Royal Thai: Crown Terrace, Aberdeen

By Scott Begbie

Published: 13/02/2009

GEOGRAPHY has never been my strong point, but I’m fairly sure that Thailand is not a cold country.

So how come it has produced a cuisine that is just perfect for driving away the winter blues?

Trudging through the snow and ice to get to Royal Thai, my wee family were greeted with mouth-watering, soul-warming smells, sunny smiles and a promise of some fine food in our near future.

There was even a bit of mystery waiting in the wings, but more about that later.

Our first challenge was to decide what to have from the extensive menu. Do we go banquet or a la carte? Sharies or individual dishes?

In the end we opted for doing our own thing after sharing a starter, the grandly-titled Tom Sum Rub, or royal starter for two (£11.50).

This was an excellent pick-and- mix trot through Thai delicacies, such as meaty, spicy ribs, to delicate, flavour- packed spring rolls and piquant fish cakes.

It also had the unusual – noodle-wrapped seafood in which a crispy nest-like coating gave way to tender, juicy prawns.

And it had the aforementioned mystery – chicken wrapped in pandanas leaves, whatever they are. This was a parcel of greenery that, for the first time in years, had me wondering how to eat an item of food.

Do you bite through? Eh, no, I realised when I ended up with a mouthful of inedible leaf.

Unwrap it then, and inside you find a chunk of delicate chicken imbued with a bitterish taste, as if steeped in tea. I loved it, the boy hated it. Takes all sorts.

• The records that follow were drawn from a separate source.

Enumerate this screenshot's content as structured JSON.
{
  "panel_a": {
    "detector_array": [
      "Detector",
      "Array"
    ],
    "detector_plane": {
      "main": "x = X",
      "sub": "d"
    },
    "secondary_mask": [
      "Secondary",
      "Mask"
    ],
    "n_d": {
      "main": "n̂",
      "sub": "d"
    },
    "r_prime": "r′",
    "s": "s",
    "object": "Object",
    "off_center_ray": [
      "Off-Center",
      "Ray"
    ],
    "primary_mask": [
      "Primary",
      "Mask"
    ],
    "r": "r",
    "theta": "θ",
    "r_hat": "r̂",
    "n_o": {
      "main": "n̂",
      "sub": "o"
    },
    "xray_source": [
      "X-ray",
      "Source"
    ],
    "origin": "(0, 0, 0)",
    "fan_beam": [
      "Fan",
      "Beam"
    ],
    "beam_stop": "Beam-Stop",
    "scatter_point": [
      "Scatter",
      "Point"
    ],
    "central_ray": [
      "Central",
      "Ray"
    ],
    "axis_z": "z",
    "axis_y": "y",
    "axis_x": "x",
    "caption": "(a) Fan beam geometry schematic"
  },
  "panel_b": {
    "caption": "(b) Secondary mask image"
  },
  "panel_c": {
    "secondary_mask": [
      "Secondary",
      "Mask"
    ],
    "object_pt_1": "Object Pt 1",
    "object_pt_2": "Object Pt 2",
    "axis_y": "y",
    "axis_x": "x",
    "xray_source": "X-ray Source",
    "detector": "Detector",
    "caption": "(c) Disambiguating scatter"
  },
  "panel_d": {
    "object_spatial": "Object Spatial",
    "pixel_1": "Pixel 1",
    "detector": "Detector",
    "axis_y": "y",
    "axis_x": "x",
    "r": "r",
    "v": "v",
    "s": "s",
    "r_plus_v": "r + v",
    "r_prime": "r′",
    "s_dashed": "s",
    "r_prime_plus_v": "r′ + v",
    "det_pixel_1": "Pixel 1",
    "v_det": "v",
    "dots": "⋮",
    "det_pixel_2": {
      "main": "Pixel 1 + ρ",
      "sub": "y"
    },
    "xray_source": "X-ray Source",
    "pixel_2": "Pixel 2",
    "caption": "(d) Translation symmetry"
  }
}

Still the loon had nothing to complain about with his main course. His honey chilli chicken (£8) was sweet, spicy and had the most tender breast meat in the lightest batter. Much “yumming” followed.

My missus, meanwhile, was underwhelmed by her Beef Emperor (£8.50), a Thai take on beef in oyster sauce. Not enough oomph for her, but I thought it was delicious.

The beef itself was tender and tasty and garlic and spring onion flavours subtly pleasing.

Not that I had too much of hers, though. I was far too busy stuffing my face with homok talay (£8.90).

In essence, a seafood red curry, it was superb, all up-front fire and subtle aniseed notes.

There was a mound of squid, king prawn and mussels, although – disappointingly – only one crab claw. Fine though.

In fact, it was a fine night all round.

My only major quibble was a 10% service charge being automatically slapped on, while the card slip left space for a tip to be added. Tut, tut.

Still that didn’t cool my passion for this warm Thai treat.